I would pick Paul Henreid. I think he would capture the right mix of pleasant blandness with a lot of underlying conflicts. Also, I think it would be cool to speak English with that accent.
Roddy

He’s not an actor, but there are a number of photos of me where I look a lot like Bill Gates.

Oddly enough, I don’t look like him in real life. I just take a lousy picture.

Lately I’ve had about half a dozen people tell me that I look like Mayim Bialik, and/or her character on “The Big Bang Theory” reminds them of me. I’m not particularly thrilled with either comparison, but I guess it makes her a logical choice. I think my vision of the movie would be a drama, but it would probably end up as more of a dark comedy, with lots of inner monologue.
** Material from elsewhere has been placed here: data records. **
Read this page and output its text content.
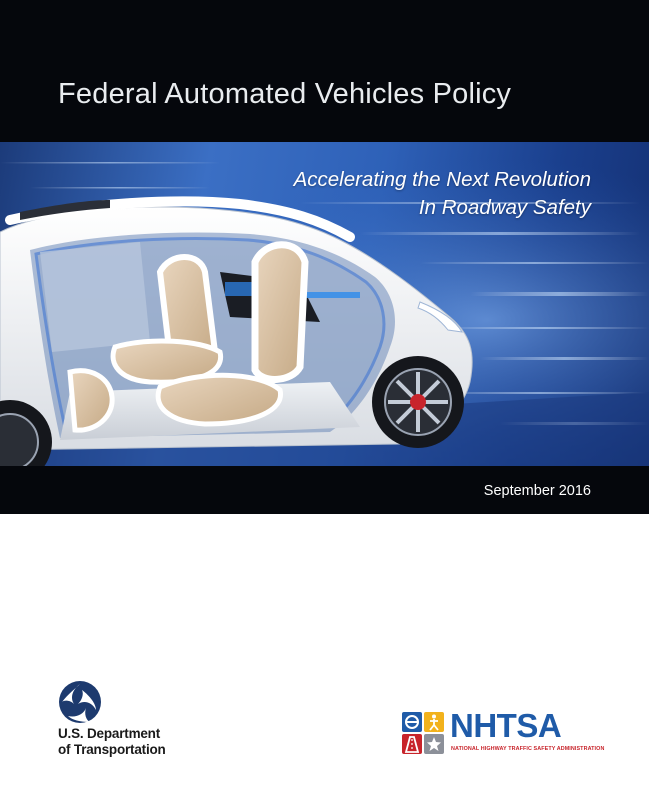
Federal Automated Vehicles Policy
Accelerating the Next Revolution
In Roadway Safety
September 2016
U.S. Department
of Transportation
NHTSA
NATIONAL HIGHWAY TRAFFIC SAFETY ADMINISTRATION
John C. Riley. Directed by Paul Thomas Anderson. Reviewers would argue whether it was a black comedy or a Sci Fi adventure. Netflix and Amazon would recommend it to people who liked both Lars and the Real Girl and Oldboy. The title would be just a jumble of letters that nobody would ever figure out because it’s an anagram for a word that doesn’t exist yet.

And music by this guy Amazing One-Man-Band Street Performer in Croatia (Cigo Man Band) - YouTube

Chewbacca’s head on a robot spider would appear in a cameo. Of course.

Jeff Bridges, a lot of people say he looks like me.

I know the OP said they don’t have to look like you, but it wouldn’t make sense contextually to have a thin or normal-sized woman play me in a movie about me. So I’m lucky we’ve got the fat, hilarious and beautiful Melissa McCarthy to star as me!

It would definitely be a comedy. Perhaps a tragic one, but not as tragic as* Life is Beautiful*.

She (and, I suspect, you) is (are) beautiful! I often tell Madame Pepperwinkle she could be played by a young Delta Burke or Lynda Carter. She tells me I’m a silly boy.

Woody Allen is really the only fit. He’d need to put on his game face though, the role would be a masterpiece of ultra neurotic, self-deprecating, clumsy, misunderstood intellectualism all wrapped up in delusional paranoia. I think only Woody Allen could do it right. It would be one of those knee-biting, gut-wrenching awkward comedies. The sort that elicits laughter, but it’s nervous laughter…like when you’re watching the movie “Falling Down” for the second time.

Johnny Depp would be a good choice because he looks a bit like me. It would have to be a low-budget indie film though because my life isn’t that interesting.

Well, in MY life I’ve never had to choose between cutting the blue wire or the red wire while skydiving from a helicopter in a suit of armor, but in the movie version, with the clock ticking down to the mandatory last second, and the sopranoes singing in the background, it’s Hollywood box office gold! (Fade to animation sequence…)

Probably someone like Jesse Eisenberg (I’m flattering myself, he’s 5 years younger than I am).

The movie of my life would be both written by, and star, Kevin Smith.

I’m not entirely happy with that.

According to everyone who knows me, there’s only one choice for the role: Dan Aykroyd.

John C. Holmes. He looked nothing whatsoever like me, but I’d love to see him playing the gay sex scenes.

Jack Black I suppose.

I’d be okay with either Rosalind Russell or Harvey Fierstein, depending on whether Howard Hawks or John Waters was directing.

Since Shirley Hemphill is dead, it would have to be Mindy Cohn.

She’s a little older than me, by about five years, but Kathy Bates has a resemblance to me, and I like her acting.